La présidente: Si j'ai bien compris, vous avez dit, monsieur Best, que vous ne présentiez pas de candidat.
M. Best: Non, c'est exact.
Mme White: Nous avons produit des vidéos sur notre campagne pour la dernière élection. Dans ces vidéos, nous disions: «Voici pour qui nous ne voulons pas que vous votiez; voici pour qui nous voulons que vous votiez.» Nous étions très explicites à la fin de chaque vidéo. Nous en avons filmé sept où l'on disait pour qui voter et pour qui ne pas voter. La majorité des vidéos se ressemblaient beaucoup. Nous avons un exemple de la circonscription de St. Paul's.
M. Best: Pour préciser ce que j'ai dit au sujet des candidats, un des moyens permettant à Environment Voters de participer aux élections d'après le projet de loi C-2 est de présenter des candidats. Le projet de loi ne prévoit pas de restrictions à l'égard des dons pour les campagnes. Ainsi, si nous voulions nous présenter dans la circonscription de David Anderson, par exemple, nous pourrions présenter un candidat indépendant qui ne serait affilié à aucun parti politique, affecter à ce candidat la somme permise de 80 000 $ et dépenser cet argent dans le milieu qui appuie le candidat réformiste, qui battrait vraisemblablement David Anderson.

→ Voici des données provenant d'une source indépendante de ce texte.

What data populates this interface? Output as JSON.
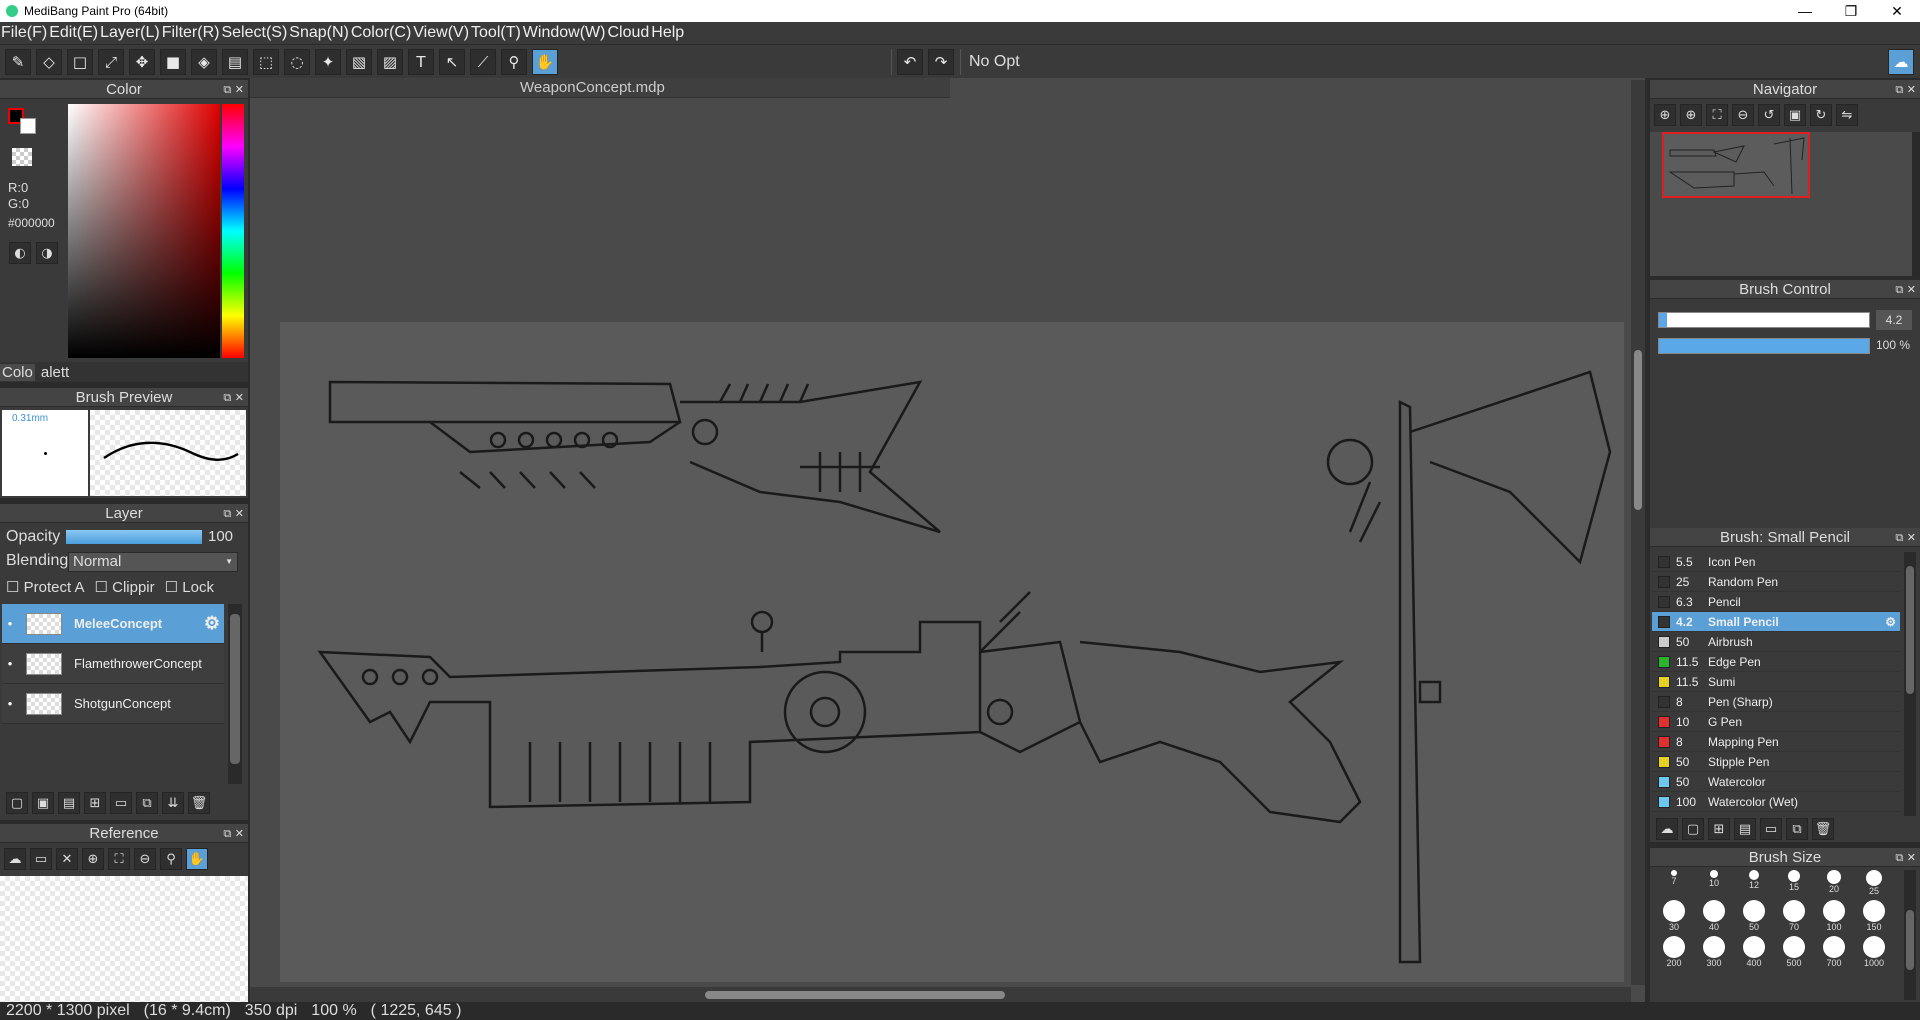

En d'autres termes, vous pourriez présenter des candidats afin de pouvoir dépenser l'argent. Si vous voulez dépenser 160 000 $, vous présentez deux candidats et ainsi de suite. Le projet de loi a tellement de lacunes qu'il devient presque sans intérêt pour quiconque le regarde dans une optique différente de celle d'un parti ou d'un candidat.
Le sénateur Andreychuk: Je vois ce que vous voulez dire: Vous voulez un système différent de notre système proportionnel, mais cela requiert un vaste débat puisqu'il s'agit de changer le Parlement et le système électoral. Vous semblez dire cependant que vous viserez des candidats qui à votre avis n'oeuvrent pas pour le bien de l'environnement.
Le sénateur Murray: Non, ce n'est pas ce qu'ils disent.
Mme White: Permettez-moi de préciser. Le parti au pouvoir est celui qui a la possibilité de prendre des décisions pour réaliser son programme environnemental. Nous ciblons les personnes que nous sommes le plus en mesure de défaire, celles qui ont gagné ou perdu leur siège par 4 p. 100 du vote ou moins. Leur position au sujet de l'environnement importe peu parce que les décisions en matière d'environnement ne sont pas prises par les personnes mais plutôt par les partis politiques.
Charles Caccia, Karen Kraft Sloan et d'autres membres du Parti libéral ont beaucoup milité en faveur de l'environnement et leur position tranchait nettement par rapport au gouvernement libéral. C'est tout à leur honneur mais cela n'a strictement rien changé aux politiques environnementales du gouvernement libéral jusqu'à présent.
Le sénateur Andreychuk: Donc, vous vous servez de certaines circonscriptions pour faire avancer la cause de l'environnement, si je puis m'exprimer ainsi. Premièrement, faites-vous des choix à partir de critères objectifs, ou allez-vous simplement là où vous croyez être en mesure de défaire le candidat? À part le caractère instable du vote dans le comté en question, quels critères objectifs, ou subjectifs je suppose, utilisez-vous pour juger si des réalisations sont bonnes ou mauvaises?
Deuxièmement, il me semble que c'est reconnaître l'échec de votre tentative de communiquer votre message sur l'environnement que de croire qu'il faut procéder comté par comté au lieu de vous lancer à l'échelle nationale. Dans les années 80, il y avait un consensus et les Canadiens accordaient à l'environnement une grande priorité. Ce sujet a fait l'objet d'une forte activité au pays en prévision de Rio et d'un débat national entre les partis. Cet élan est disparu.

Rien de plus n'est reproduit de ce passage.